In the new version of SQL Monitor, you can overlay the plots of different metrics on a graph in the Analysis tab. This allows you to get a clearer idea of what is occurring within your system by relating one metric to another, directly. There are so many metrics that you can select in SQL Monitor that the choices can seem bewildering. If I was faced with a poorly-performing system and I had Red Gate SQL Monitor deployed without custom metrics, there are six metrics in particular that I would want take a look at in order to begin to get an understanding of how my SQL Server system is behaving.
Avg. CPU Queue Length
This is a measure of the number of threads, on average, in the processor queue. It acts as an indicator of load of the processor. Yes, you can look at % Processor Time or other counters, but they’re just going to indicate a busy processor, which may not be a problem at all. If threads are waiting on access to a processor, then that is a different matter; that is an indication that you may be experiencing a slow-down in and around the CPU.
Avg. Disk Queue Length
The length of the queue on a disk indicates the extent of the waits that are occurring within the disk subsystem. As with the processor queue, this indicates that your system is waiting on the disks to complete operations:
Always remember that this is not a hard number. It really depends on the number of disk-controllers and disks involved. Just because you see a logical disk as a single entity, you shouldn’t assume that it’s a single disk. With RAID and SAN and other technologies, what looks like a single disk, isn’t. So you need to understand your hardware configuration before this number has real meaning.
This counter is simply a measure of the pages being read from, or written to, memory on your system. So this is primarily an indication of load, but specific to the memory of your system. Any value here at a single point in time is only useful when compared to “normal” values from your system over time and under varying loads. Without the ability to compare this value to another, you can’t be sure whether you have an actual issue with memory.
Latch Wait Time
This is a measure that is internal to SQL Server, not a part of the OS like the other measures.
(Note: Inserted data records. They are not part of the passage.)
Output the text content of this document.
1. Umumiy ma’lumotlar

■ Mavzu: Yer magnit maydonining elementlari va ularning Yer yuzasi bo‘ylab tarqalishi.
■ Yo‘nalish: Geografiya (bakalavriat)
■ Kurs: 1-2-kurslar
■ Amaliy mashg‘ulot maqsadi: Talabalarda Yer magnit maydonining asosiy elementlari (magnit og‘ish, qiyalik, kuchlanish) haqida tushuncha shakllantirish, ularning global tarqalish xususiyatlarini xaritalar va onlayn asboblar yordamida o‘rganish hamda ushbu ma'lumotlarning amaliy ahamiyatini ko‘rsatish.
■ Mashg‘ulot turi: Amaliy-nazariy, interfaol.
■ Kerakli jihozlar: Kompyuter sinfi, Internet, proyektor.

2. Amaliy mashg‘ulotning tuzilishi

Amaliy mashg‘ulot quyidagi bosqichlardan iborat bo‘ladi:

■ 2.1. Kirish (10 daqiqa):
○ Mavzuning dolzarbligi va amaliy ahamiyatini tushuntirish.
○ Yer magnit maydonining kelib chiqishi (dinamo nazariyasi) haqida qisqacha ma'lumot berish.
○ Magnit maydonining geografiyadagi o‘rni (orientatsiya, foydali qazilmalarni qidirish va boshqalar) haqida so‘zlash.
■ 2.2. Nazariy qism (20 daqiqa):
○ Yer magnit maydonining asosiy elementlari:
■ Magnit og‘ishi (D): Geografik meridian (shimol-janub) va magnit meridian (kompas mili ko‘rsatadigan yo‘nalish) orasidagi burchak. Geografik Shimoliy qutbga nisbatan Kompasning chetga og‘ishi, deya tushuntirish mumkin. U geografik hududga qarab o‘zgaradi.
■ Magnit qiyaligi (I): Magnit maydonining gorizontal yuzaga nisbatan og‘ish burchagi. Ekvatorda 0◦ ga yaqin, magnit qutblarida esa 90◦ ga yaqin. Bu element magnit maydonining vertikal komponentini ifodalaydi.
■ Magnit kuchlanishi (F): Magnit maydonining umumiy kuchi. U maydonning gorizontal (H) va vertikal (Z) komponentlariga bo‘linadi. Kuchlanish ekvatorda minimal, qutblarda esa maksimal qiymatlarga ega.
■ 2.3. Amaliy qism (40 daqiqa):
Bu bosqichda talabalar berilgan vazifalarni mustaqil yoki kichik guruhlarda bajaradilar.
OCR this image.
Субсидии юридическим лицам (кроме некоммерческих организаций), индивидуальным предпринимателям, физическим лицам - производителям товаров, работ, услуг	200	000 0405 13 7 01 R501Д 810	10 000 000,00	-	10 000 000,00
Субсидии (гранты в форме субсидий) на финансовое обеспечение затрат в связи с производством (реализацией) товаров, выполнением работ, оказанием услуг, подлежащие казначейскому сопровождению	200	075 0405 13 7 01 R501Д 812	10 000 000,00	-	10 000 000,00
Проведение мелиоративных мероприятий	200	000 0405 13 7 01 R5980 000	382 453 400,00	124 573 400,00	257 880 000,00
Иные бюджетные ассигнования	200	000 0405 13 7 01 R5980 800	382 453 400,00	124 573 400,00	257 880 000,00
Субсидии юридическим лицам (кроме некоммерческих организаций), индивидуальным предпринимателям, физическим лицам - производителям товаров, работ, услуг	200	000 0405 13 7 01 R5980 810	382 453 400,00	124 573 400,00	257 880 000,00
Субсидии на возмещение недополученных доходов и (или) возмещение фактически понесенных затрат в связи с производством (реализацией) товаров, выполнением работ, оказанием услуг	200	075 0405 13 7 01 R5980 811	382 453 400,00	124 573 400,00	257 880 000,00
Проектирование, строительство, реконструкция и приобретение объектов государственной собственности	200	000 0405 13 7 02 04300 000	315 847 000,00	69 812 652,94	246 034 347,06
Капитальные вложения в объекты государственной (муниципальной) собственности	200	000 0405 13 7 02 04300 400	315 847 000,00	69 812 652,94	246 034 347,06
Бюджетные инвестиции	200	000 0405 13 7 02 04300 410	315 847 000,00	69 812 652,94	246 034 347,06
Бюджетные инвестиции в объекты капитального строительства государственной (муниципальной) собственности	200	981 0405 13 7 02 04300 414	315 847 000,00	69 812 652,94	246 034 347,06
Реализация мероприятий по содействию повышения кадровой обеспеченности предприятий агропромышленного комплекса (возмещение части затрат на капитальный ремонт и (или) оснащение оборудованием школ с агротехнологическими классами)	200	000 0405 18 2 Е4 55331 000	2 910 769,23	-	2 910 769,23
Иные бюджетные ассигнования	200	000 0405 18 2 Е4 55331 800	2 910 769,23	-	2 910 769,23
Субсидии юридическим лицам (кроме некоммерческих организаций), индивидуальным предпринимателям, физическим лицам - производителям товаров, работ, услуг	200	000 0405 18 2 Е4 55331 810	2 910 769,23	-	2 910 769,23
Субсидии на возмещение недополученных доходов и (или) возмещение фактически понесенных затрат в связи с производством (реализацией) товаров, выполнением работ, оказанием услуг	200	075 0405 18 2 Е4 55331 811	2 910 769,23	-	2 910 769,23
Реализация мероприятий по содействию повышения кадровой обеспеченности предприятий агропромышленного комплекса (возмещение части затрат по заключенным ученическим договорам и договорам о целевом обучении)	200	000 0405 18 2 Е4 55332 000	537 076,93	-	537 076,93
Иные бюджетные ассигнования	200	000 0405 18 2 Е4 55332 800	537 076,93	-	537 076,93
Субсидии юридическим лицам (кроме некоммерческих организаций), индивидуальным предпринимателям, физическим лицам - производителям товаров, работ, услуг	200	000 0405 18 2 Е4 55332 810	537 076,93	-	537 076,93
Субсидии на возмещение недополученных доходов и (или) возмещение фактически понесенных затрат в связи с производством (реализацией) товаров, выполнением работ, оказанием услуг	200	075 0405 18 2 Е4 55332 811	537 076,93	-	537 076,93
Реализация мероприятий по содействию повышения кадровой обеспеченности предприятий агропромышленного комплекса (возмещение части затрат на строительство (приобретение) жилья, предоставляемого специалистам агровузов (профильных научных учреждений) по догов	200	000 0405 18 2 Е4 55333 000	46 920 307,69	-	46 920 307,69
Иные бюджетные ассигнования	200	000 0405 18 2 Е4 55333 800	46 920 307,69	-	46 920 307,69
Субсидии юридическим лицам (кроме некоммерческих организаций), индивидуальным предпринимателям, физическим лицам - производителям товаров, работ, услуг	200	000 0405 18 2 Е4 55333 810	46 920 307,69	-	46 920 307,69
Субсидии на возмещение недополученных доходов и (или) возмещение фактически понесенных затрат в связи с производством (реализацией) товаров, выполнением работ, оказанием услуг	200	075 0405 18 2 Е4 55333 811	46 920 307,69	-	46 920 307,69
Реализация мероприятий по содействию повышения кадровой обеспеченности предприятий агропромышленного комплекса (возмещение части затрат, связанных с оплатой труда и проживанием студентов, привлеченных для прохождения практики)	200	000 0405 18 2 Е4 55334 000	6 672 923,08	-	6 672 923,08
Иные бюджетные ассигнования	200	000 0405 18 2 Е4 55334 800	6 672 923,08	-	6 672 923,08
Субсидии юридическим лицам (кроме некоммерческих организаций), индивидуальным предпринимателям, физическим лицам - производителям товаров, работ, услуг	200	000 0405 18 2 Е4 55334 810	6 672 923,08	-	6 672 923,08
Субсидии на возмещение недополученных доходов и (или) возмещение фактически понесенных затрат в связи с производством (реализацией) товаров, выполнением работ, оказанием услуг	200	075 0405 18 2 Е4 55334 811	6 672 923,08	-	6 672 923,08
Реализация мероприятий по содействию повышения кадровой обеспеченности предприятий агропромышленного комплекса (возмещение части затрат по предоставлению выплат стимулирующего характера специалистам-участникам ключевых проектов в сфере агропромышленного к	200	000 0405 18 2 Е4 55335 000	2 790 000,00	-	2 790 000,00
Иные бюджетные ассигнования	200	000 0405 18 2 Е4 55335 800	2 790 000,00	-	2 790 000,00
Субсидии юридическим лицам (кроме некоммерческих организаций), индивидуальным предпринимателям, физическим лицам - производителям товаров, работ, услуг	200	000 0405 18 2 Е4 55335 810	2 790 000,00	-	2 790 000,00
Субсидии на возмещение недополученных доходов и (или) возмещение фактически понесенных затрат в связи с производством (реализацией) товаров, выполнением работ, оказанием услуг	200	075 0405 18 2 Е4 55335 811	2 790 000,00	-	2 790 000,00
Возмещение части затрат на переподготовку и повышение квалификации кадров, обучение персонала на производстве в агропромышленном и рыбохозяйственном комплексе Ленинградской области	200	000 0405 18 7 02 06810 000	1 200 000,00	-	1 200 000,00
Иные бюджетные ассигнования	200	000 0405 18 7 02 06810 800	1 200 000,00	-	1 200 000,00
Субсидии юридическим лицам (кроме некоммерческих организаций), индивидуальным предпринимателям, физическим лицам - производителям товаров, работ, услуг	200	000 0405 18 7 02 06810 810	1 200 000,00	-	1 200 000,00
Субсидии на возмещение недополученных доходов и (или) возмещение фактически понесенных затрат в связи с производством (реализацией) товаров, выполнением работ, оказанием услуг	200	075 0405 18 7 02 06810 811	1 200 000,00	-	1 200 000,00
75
A latch is an internal lock that holds on to resources. On its own, this measure of average wait times is merely an indication of load. You’ll need to compare this value to previous values to understand if you have a significant trend that might suggest a bottleneck caused by your disk drives not keeping up with the I/O demands of the server.
Buffer Page Life Expectancy
While this measure is somewhat over emphasized in some quarters and it can be misleading, it is a good general measure of what is occurring within the memory of SQL Server. The measure itself simply says how long pages are staying in memory within SQL Server. The absolute numbers are not meaningful. Rather you need to look at the value over time and compare it to baselines. Over time this value frequently looks like a ever increasing line with occasional drops. The drops indicate some operation which flushes the memory such as nightly data loads in an OLTP system.
Average Lock Wait Time
As with all the other wait measures, the average lock wait time indicates that processes are waiting on resources. In this case, the request for a lock is waiting for other locks to clear. This is another great indication of the amount of load occurring within your system. Again, as with so many other measures, you’ll want to compare this value to previous measures on the same system. You’ll also likely have to plan to drill down to identify exactly what locks are waiting using sys.dm_os_wait_stats.
The following graphic is a screen capture from a production system showing all six of these metrics laid out together. You can actually see how the activities within each of the metrics relates to the other metrics and shows how performance is going on this system.
You can see a correlation between lock wait times and disk queue in the middle of the recorded period, possibly indicating a performance bottleneck, but it cleared very quickly. You can see how the CPU queue and the disk queue are frequently unrelated as different types of actions on the system lead to queuing on different resources. Not everything is going to go up and down together. You an also see a classic pattern with the page life expectancy as it constantly grows for a period and then falls off as a data load is processed. In short, this is a good picture into the behavior of this production system that can help us figure out if we’re having performance problems, when they are occurring, and what resources are most affected.
These are not meant to be the ultimate measures of performance of a system. Instead, these metrics provide ways to quickly understand the general performance characteristics of your system. These measures give you a focus to begin your investigation into where and why you’re experiencing performance issues. You’ll still have to do the additional work of drilling down to identify exactly where the performance problems lie, but with these measures on display, you’ll know quickly if you need to start that drill down process.